Date: Friday, July 20, 2012
Author: Seeking Alpha

Modern financial theory holds that a diversified portfolio of securities is the most efficient way for an investor to access an asset class. Idiosyncratic risk, the risk associated with an individual stock say, can be diversified away and therefore theory holds that investors don't achieve any additional return for holding concentrated portfolios of their favorite stocks. It's an idea that makes a lot of intuitive sense. Consequently, you can invest in equities and possess no particular stock-picking skill by using an index fund. Hundreds of billions of dollars are invested passively in this way. Based on many decades of performance from public equities (although admittedly the last decade was no walk in the park) this is a sound strategy.

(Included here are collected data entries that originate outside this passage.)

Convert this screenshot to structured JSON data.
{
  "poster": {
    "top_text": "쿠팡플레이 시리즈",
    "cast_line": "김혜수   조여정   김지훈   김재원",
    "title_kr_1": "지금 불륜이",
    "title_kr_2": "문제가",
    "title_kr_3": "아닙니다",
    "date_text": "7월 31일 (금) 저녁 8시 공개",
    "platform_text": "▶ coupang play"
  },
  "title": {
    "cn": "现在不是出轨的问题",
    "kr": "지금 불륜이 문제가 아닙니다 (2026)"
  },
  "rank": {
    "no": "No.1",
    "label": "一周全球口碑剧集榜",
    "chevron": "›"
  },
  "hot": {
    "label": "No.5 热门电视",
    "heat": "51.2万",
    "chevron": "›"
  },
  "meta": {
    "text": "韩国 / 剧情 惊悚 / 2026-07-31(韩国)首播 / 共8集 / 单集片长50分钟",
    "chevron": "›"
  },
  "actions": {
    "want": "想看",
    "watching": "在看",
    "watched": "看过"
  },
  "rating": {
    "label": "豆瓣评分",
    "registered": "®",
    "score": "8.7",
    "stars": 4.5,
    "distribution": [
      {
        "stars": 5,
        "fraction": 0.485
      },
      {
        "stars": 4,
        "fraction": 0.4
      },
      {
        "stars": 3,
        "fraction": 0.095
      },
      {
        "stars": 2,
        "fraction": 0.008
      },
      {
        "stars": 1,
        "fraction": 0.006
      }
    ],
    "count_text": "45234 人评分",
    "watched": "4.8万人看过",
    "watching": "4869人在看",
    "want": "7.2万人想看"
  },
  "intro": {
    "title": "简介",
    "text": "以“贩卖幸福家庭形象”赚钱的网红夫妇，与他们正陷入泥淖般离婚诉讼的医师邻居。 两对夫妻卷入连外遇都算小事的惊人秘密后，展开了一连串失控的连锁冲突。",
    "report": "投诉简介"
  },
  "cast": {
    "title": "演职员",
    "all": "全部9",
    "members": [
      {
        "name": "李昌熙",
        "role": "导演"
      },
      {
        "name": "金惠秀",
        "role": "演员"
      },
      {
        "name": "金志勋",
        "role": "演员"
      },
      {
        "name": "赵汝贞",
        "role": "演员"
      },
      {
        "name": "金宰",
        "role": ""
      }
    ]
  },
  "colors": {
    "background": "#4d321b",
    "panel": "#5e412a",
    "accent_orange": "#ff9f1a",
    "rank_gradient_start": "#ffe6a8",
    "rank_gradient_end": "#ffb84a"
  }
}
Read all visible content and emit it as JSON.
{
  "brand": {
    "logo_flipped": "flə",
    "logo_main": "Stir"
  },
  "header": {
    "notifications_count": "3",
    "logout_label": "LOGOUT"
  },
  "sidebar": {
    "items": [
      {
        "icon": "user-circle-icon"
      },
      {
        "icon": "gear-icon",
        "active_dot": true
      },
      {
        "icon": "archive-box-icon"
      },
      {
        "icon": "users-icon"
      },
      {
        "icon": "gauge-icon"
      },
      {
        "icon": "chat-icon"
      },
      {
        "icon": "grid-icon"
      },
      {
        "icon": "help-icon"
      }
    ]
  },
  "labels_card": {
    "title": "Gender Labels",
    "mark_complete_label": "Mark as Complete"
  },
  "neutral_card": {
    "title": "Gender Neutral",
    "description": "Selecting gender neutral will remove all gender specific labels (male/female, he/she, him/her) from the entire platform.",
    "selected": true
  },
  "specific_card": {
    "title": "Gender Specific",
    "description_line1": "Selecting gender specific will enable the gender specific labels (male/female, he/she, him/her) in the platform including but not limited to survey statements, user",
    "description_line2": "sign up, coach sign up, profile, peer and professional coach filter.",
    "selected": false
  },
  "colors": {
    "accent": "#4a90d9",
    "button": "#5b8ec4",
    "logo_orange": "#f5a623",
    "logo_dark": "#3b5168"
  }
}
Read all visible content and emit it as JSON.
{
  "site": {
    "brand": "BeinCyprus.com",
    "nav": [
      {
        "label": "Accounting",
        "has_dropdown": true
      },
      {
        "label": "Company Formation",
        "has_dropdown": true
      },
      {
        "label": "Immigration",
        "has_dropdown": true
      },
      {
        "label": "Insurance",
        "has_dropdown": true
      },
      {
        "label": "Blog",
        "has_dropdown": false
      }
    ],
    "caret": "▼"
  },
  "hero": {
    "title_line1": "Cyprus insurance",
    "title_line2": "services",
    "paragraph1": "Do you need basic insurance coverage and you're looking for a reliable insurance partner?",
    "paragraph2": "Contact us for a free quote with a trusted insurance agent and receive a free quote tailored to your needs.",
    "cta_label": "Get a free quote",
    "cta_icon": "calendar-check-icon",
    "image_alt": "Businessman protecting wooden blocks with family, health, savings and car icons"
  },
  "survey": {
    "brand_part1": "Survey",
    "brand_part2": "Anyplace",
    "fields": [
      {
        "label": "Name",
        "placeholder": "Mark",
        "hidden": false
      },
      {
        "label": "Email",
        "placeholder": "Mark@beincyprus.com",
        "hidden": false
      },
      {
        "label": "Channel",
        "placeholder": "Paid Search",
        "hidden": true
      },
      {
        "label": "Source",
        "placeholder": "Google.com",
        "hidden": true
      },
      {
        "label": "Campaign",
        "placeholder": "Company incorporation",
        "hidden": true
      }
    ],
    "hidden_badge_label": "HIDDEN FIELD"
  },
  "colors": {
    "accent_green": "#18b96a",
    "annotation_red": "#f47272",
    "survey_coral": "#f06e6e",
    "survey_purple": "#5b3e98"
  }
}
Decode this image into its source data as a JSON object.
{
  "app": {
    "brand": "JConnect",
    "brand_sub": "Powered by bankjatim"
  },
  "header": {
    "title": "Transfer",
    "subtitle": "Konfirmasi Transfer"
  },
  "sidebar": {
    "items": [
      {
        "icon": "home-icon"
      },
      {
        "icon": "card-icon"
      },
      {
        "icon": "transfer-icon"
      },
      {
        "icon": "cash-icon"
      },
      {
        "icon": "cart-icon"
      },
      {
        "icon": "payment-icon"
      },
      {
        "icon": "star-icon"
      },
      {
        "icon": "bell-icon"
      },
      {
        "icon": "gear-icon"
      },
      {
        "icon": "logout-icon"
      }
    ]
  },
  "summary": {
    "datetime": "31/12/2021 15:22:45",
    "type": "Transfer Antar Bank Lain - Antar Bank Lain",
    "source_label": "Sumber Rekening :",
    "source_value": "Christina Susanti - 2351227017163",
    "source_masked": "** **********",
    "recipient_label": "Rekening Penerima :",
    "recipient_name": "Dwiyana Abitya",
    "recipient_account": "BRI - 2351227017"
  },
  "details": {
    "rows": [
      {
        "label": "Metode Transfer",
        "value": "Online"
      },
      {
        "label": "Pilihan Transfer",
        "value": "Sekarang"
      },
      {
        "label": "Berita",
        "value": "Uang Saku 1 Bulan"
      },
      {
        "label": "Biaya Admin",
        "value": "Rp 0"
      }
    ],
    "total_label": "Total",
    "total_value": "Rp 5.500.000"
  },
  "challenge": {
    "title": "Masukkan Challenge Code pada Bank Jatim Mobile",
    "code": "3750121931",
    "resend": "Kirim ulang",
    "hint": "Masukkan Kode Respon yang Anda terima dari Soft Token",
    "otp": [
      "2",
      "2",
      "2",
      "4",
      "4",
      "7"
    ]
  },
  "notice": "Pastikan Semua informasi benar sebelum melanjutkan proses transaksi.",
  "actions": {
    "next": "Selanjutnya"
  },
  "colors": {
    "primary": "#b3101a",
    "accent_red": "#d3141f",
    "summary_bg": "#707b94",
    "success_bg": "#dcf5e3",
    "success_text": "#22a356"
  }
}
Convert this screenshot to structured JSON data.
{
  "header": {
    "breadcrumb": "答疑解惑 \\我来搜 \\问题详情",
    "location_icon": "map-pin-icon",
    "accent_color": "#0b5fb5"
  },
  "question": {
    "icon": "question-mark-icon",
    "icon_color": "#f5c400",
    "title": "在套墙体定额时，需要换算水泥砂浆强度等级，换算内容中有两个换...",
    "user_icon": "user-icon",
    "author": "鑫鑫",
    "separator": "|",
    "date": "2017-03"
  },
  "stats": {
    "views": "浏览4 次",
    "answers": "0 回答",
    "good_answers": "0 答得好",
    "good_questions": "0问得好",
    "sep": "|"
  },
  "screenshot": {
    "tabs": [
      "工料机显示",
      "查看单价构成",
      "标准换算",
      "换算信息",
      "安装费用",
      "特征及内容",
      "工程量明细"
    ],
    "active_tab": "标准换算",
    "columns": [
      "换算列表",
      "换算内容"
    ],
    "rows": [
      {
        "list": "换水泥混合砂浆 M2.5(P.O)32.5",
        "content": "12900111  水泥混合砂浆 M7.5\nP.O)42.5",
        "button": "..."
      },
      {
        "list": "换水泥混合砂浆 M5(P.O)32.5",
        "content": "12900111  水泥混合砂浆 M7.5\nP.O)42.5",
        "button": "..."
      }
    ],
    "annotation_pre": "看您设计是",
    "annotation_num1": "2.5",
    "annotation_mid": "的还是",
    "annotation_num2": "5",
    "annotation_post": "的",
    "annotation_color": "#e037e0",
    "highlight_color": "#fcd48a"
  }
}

Using the same construct with hedge funds produces a different result. A key underlying assumption in the "diversification is good" approach is that the underlying asset class has a positive return. However, as I show in my book The Hedge Fund Mirage, if all the money ever invested in hedge funds had been in treasury bills instead, the investors would have been better off. The average hedge fund $ generated a negative return with respect to the risk-free rate. There are great hedge funds and happy clients, but these are not the norm. Since I wrote my book hedge funds have continued to provide empirical support for my findings. YTD performance for the HFRX Global Hedge Fund Index is 1.2% through June - actually outpacing treasury bills (which yield approximately 0%) but for the tenth straight year lagging a simple 60/40 stocks/bonds portfolio.

Since hedge funds in aggregate have been a bad investment, the only way to win as an investor is to be better than average at picking managers. Some people are. But since diversification is intended to draw you towards the average return, and the average return is in this case not something you want, the rational use of hedge funds in an investment portfolio is to select only two or three where you have insight and high conviction. Adding more funds creates more diversification, which for a hedge fund investor is a bad thing.

Some of the smartest people in the hedge fund industry are the hedge fund managers themselves. You'll rarely hear them advocating a diverse portfolio of hedge funds. They already understand the mediocrity and lack of return persistence so prevalent amongst their peers. And often the happiest clients are those who don't have many hedge funds, but made a few good choices with a small part of their portfolio. For if a diversified hedge fund portfolio is bad, so is a large allocation to hedge funds. A 1-2% allocation to two or three funds takes the best of what hedge funds have to offer. Hedge fund returns have steadily deteriorated as assets have grown, just as is the case with individual funds.

But the consultants and advisors who promote a diversified portfolio of hedge funds as an important component of an institution's overall portfolio are misusing the Capital Asset Pricing Model. A diversified hedge fund portfolio is The Dumbest Idea in Finance.